Whatever sins I may have committed in gym etiquette, I doubt I’ll be able to atone for them now. While he apparently remains on the membership rolls, it’s unlikely that Vatican City’s most important resident will be snaking his way past the motorbikes parked outside Rent a Scooter Roma to spend an hour on the StairMaster anytime soon. I suspect his FitCoins— rewards the club gives you each time you come— are probably gathering dust in his account.
It must be an incomprehensible transition to face in the course of a life. As impressive as Robert Prevost’s upward mobility in Rome has been, he’s hardly even changed neighborhoods during his stint in the city. From his first apartment on Via di Porta Angelica (just around the corner from Omega) to the Papal Palace, he’s still only a five minute walk from his former haunts.
But he is, as they say, a world away. One wonders if he ever reads the club’s newsletter and wishes he was once again an anonymous guy in a White Sox hoodie, racing along the treadmill, checking his pace or anticipating a post-workout carb boost at Pastasciuta.
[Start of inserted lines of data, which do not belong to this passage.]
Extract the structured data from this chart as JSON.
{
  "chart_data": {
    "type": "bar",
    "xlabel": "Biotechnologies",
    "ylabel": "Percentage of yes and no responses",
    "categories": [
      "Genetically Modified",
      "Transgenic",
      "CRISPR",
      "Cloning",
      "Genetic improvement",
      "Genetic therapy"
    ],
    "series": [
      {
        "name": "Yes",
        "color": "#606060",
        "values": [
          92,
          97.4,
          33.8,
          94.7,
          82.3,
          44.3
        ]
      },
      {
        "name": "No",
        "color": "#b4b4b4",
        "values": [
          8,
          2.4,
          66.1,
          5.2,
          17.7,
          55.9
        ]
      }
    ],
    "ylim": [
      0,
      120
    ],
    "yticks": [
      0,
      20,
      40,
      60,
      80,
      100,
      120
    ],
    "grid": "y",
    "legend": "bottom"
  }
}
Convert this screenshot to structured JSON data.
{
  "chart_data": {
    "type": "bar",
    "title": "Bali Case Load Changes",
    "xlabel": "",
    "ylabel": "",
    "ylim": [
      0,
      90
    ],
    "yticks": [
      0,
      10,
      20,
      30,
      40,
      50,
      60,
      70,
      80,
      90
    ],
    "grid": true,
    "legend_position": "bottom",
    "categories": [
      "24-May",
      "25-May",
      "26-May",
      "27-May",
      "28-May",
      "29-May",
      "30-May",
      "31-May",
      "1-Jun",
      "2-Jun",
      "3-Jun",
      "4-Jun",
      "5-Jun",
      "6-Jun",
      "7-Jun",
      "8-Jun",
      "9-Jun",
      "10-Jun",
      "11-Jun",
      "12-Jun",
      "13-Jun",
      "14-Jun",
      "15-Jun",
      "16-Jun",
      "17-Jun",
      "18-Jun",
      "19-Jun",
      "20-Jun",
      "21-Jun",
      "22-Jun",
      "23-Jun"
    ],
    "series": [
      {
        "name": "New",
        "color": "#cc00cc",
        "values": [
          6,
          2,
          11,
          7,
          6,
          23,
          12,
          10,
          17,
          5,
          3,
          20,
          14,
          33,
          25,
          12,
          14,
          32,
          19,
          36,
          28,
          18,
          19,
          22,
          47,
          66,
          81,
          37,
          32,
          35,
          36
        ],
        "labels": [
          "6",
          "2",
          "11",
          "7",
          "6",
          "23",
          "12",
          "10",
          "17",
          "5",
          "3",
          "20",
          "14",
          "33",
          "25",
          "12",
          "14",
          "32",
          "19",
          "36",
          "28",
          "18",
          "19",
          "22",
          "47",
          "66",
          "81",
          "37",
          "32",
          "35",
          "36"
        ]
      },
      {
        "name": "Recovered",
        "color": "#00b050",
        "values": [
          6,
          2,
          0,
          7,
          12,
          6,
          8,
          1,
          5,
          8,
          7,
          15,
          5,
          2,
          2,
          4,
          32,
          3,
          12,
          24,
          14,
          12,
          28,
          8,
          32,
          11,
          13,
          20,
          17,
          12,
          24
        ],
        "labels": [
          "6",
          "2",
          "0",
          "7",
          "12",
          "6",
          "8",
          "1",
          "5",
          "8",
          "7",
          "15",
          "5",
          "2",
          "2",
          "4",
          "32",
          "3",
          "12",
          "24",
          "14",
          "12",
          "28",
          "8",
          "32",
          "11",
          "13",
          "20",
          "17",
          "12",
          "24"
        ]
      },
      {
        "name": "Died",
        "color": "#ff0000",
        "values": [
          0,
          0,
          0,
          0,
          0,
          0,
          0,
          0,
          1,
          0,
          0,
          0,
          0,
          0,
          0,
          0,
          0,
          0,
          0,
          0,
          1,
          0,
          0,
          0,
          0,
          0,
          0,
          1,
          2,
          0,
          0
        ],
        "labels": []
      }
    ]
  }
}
This weekend Omega Fitness is hosting “Omega Summer Game: The Party” where, as the email puts it, “the biceps will be used to raise a full plate or a cool cocktail”. In a particularly Italian approach to fitness, Omega seems to always be throwing some sort of buffet dinner or celebration.
I hope Pope Leo knows he’s invited.
Great read!
I was giggling the whole time.
The only thing I'd change about this piece: the title. If you change it to "The Pope Goes To My Gym," I think it could go viral. We need more fun stories about the Pope!